DEG!!!!! DEGG!!!!!! Jantung Ester berdetak kencang, dengan apa yang baru saja Lutz lakukan, seakan wajah terasa memerah, dan rasa gerogi yang tidak wajar di rasakan oleh Ester, dan ketika Terdengar alunan Saxaphone yang dimainkan Oleh Lutz, membuat Ester seakan terbang melayang, kekaguman Ester tak terbendung, sungguh ini sesuatu yang sangat tidak biasa Ester rasakan.
"Apa yang terjadi dengan ku" guman Ester sambil menatap Lutz.....,
Ester berjalan memutari Panggung dan duduk di depan Bartender, dan menatap Lutz yang sedang perform dengan kekaguman yang tak tertahankan, "Bagaimana mungkin, dia mampu menjadi seperti ini tanpa figur kedua orang tuanya, mereka pasti sangat menyesal bila melihat kamu saat ini Lutz" guman Ester. Tak terasa 2 jam berlalu begitu cepat berlalu, gemuruh riuh dan suittan dari para penonton membuyarkan pikiran Ester yang melayang layang.
Setelah Grup Band Lutz dan Glenn selesai perfom, acara selanjutnya di lanjutkan oleh beberapa band band pengisi lainnya, tiba - tiba dari belakang seseorang memeluk Ester dan ternyata ...........,
"Gleenn!!! selamat yah Glenn kereenn banget tadi" puji Ester membuat Glenn tampak bahagia,
"Kamu juga keren Lutz" puji Ester, sambil tersenyum, tiba tiba Lutz memegang tangan Ester dan mencium punggung telapang tangannya "Thank you" kata Lutz, seketika itu Ester semakin merasakan getaran yang berbeda di hatinya.

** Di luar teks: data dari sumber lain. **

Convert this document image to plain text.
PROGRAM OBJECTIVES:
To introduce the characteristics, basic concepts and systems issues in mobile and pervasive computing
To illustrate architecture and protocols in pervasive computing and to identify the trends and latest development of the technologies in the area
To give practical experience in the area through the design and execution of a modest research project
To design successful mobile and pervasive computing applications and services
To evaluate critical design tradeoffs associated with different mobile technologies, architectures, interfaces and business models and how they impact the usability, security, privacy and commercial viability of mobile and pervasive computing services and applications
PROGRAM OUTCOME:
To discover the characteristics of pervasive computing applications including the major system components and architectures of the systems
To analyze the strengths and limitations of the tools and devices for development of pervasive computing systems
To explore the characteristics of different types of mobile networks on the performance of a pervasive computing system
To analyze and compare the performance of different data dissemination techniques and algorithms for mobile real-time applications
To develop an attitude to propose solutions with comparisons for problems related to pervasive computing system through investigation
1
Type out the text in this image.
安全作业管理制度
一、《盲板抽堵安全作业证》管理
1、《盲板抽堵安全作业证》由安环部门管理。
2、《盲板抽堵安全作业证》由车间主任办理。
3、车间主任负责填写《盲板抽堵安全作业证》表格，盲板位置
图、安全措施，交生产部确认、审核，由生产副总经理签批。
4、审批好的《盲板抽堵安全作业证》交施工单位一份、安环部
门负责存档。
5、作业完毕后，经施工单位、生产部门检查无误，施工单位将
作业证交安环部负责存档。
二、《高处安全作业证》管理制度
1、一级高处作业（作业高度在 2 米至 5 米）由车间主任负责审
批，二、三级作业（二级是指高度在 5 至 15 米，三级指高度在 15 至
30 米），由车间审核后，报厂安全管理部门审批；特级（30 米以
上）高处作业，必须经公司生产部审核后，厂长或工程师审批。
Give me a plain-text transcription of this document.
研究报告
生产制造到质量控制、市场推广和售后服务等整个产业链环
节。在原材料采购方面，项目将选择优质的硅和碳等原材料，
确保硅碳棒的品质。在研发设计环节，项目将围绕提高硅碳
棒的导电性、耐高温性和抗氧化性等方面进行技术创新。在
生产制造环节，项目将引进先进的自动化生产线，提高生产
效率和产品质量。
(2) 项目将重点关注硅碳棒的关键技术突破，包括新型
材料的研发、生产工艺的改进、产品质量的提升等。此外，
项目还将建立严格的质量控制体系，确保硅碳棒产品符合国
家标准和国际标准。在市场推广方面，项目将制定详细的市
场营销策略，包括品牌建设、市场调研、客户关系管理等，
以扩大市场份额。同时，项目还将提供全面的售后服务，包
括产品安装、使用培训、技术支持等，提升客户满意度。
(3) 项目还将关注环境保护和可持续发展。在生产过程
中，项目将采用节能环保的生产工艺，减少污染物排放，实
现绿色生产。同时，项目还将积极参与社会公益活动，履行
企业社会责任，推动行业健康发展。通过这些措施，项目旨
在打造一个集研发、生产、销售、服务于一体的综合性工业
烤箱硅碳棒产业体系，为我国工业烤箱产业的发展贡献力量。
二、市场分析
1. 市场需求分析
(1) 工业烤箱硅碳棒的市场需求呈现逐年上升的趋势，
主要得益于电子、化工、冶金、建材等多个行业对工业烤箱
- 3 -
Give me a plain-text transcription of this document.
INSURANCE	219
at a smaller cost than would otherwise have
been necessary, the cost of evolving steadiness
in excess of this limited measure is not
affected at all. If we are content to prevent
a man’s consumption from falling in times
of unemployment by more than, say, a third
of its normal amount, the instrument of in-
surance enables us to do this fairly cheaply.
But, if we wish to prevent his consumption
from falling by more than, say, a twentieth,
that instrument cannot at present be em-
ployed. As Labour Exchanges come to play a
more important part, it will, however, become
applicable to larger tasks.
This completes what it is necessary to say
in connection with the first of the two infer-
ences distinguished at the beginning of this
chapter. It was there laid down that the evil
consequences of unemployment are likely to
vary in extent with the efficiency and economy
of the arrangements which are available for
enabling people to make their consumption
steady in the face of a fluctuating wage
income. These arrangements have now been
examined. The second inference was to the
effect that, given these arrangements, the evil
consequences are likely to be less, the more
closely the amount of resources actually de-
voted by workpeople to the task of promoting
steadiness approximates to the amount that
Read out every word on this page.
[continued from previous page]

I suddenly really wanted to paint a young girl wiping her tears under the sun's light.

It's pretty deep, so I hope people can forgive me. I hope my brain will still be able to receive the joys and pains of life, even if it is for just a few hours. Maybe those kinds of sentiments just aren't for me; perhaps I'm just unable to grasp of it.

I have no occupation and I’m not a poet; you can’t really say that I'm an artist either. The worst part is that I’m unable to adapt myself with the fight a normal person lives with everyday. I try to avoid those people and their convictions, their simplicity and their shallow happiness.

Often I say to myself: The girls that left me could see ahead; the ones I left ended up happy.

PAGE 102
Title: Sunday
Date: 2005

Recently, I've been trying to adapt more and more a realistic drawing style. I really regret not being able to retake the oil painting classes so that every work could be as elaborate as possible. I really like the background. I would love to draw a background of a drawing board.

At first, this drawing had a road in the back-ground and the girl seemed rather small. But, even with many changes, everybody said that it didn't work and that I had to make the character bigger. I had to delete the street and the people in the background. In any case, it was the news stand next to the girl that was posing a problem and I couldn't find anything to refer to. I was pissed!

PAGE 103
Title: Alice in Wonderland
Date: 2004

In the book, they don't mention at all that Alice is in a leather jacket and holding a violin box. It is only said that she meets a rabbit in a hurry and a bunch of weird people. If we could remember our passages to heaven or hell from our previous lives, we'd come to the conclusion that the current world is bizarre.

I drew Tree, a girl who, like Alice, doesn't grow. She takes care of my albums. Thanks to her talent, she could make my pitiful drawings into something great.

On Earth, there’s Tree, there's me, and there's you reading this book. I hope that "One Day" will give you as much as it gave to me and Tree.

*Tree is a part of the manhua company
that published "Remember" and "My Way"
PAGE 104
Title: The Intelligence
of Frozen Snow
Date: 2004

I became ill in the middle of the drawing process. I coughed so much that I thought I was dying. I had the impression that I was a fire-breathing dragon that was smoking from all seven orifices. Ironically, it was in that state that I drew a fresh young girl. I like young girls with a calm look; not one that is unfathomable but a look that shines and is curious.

"Mau langsung pulang atau jalan - jalan dulu?" tanya Lutz kepada Ester,
"Hmmm, sudah hampir jam 11 malam, minta tolong antar aku kepenginapanku yah.." pinta Ester,
"Baiklah, Glenn aku antar Ester pulang dulu yah.." pamit Lutz
"Hati - hati, Ester juga hati - hati pegangan yang kuat nanti di jalan yah" goda Glenn sambil bermain mata dengan Ester, "Iyah jelekk" jawab Ester sambil memeluk Glenn berpamitan.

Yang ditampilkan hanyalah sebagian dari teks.